Biology
Dr. Kushagra Bansal
Harvard Medical School, Boston
Immunological self-tolerance, an intricate network of ‘central’ and ‘peripheral’ mechanisms, is a fundamental property of the immune system which not only averts autoimmune responses, but is also highly relevant to cancer immunity. Central tolerance is shaped in the thymus, where medullary thymic epithelial cells (mTECs) orchestrate the negative selection of a nascent repertoire of autoreactive T cells and positive selection of regulatory T cells (Treg). Although the cellular mechanisms involved in establishment and maintenance of immunological self-tolerance are significantly well-characterized, the molecular events preceding these mechanisms remain an area of intense investigative research. We investigated the molecular cascade promoting central tolerance in the thymus using the murine counterpart of a rare monogenic human autoimmune disorder, Autoimmune Polyendocrinopathy Candidiasis Ectodermal Dystrophy (APECED), caused by mutations in the Autoimmune Regulator (AIRE) gene, as an experimental model. AIRE is atranscriptional regulator which drives the expression of scores of loci encoding tissue-specific self-antigens in mTECs, and ensures selective removal of thymocytes bearing T cell receptors that recognize these antigens. Combining a series of multidisciplinary experimental approaches, ranging from transcriptomics (RNA-seq, microarray) and epigenomics (ChIP-seq, ATAC-seq) to genetic perturbation in mice, we uncovered a novel epigenetic regulatory layer in the molecular circuitry of AIRE, and identified potential novel targets for patients with AIRE mutations.

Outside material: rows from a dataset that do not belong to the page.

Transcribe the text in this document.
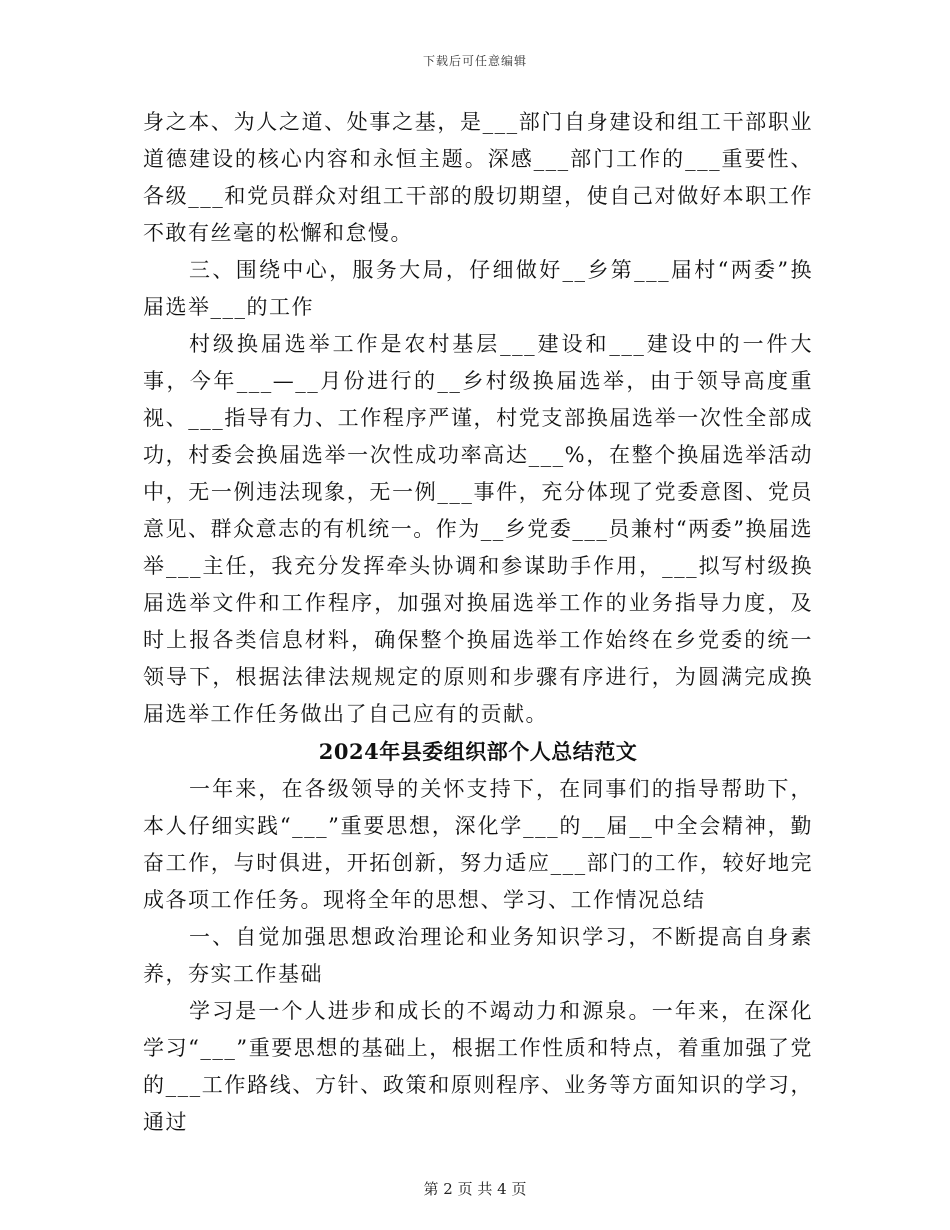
下载后可任意编辑

身之本、为人之道、处事之基，是___部门自身建设和组工干部职业道德建设的核心内容和永恒主题。深感___部门工作的___重要性、各级___和党员群众对组工干部的殷切期望，使自己对做好本职工作不敢有丝毫的松懈和怠慢。

三、围绕中心，服务大局，仔细做好__乡第___届村“两委”换届选举___的工作

村级换届选举工作是农村基层___建设和___建设中的一件大事，今年___—__月份进行的__乡村级换届选举，由于领导高度重视、___指导有力、工作程序严谨，村党支部换届选举一次性全部成功，村委会换届选举一次性成功率高达___%，在整个换届选举活动中，无一例违法现象，无一例___事件，充分体现了党委意图、党员意见、群众意志的有机统一。作为__乡党委___员兼村“两委”换届选举___主任，我充分发挥牵头协调和参谋助手作用，___拟写村级换届选举文件和工作程序，加强对换届选举工作的业务指导力度，及时上报各类信息材料，确保整个换届选举工作始终在乡党委的统一领导下，根据法律法规规定的原则和步骤有序进行，为圆满完成换届选举工作任务做出了自己应有的贡献。

2024年县委组织部个人总结范文

一年来，在各级领导的关怀支持下，在同事们的指导帮助下，本人仔细实践“___”重要思想，深化学___的__届__中全会精神，勤奋工作，与时俱进，开拓创新，努力适应___部门的工作，较好地完成各项工作任务。现将全年的思想、学习、工作情况总结

一、自觉加强思想政治理论和业务知识学习，不断提高自身素养，夯实工作基础

学习是一个人进步和成长的不竭动力和源泉。一年来，在深化学习“___”重要思想的基础上，根据工作性质和特点，着重加强了党的___工作路线、方针、政策和原则程序、业务等方面知识的学习，通过

第 2 页 共 4 页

Comprehensive analyses of AIRE’s protein partners revealed its close relationship with the regulators of DNA topology and genomic superstructure, and pharmacological intervention of the components of this network promoted autoimmune responses in mice. Our findings provide mechanistic framework for establishment of immunological self-tolerance in the thymus, and yield novel cell-intrinsic regulators of this crucial mechanism of the immune system, with implications for therapeutic and diagnostic strategies.